Ещё одно из воспоминаний связано с тем временем, которое они провели под землёй. Почему эти подземелья называли Сарацинскими норами, Адель не знала — запомнила только слово, холод, сырость, бесконечные одинаковые коридоры и страх. [1] Пожалуй, тогда она впервые испытала его по-настоящему… Не после смерти матери, ведь оставался ещё отец; не после смерти отца — она слишком винила себя, чтобы бояться. Страх стал первым и единственным чувством Адель, которое вернуло её на землю, и это был страх за Армана.

Совсем ребёнок, он казался ещё младше из-за недоедания, нехватки света и прочих необходимых для детей вещей. Арман в детстве говорил очень мало, и некоторые временные знакомые вообще считали его немым или не развившимся до конца ребёнком, который не в состоянии связать два слога. Разумеется, это было не так, просто он не видел смысла лишний раз открывать рот; и, сейчас Адель понимала это, он тоже испытывал шок после потери обоих родителей — возможно, даже сильнее, чем она сама. В то время как Адель ненавидела себя, колдунов, ведьм, военных, Наполеона, Россию, Британию, Австрию и самого Господа Бога, Арман оплакивал родителей.

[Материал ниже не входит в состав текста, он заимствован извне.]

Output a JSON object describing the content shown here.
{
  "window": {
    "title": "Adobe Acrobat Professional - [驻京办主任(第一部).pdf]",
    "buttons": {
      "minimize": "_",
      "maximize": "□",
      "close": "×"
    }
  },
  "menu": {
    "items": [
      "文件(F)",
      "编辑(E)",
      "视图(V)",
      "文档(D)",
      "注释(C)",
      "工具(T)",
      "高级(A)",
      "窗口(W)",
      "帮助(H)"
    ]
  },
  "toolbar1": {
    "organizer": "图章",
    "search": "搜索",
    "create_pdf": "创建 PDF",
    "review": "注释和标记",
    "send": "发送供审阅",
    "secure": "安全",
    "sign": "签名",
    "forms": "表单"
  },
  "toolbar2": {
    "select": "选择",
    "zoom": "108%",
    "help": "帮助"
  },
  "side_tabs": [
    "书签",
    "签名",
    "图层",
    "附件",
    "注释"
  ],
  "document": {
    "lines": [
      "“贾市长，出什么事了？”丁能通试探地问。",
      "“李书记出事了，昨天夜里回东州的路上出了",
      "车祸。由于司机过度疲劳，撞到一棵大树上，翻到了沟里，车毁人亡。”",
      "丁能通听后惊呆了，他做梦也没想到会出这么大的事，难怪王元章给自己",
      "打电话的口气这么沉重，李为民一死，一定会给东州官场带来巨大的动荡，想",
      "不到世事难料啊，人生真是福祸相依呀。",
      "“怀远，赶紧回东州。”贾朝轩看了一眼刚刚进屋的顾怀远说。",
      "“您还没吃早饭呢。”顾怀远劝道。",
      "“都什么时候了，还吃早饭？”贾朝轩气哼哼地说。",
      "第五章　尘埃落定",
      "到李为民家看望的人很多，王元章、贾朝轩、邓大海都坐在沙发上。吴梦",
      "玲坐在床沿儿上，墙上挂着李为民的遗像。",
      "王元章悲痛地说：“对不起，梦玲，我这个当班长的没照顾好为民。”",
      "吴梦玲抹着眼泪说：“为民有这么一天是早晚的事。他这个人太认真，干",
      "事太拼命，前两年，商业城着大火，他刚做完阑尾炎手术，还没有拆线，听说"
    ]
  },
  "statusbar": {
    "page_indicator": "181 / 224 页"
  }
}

Тогда они сидели в сырой полутьме при свете единственного факела, забившись в лохмотья каких-то сердобольных калек: сами бежавшие невесть от чего, они пригрели на время осиротевших детей. Адель не ела сутками и мрачно смотрела в стену, думая о мести. Один-единственный звук заставил её очнуться — младший брат всхлипнул.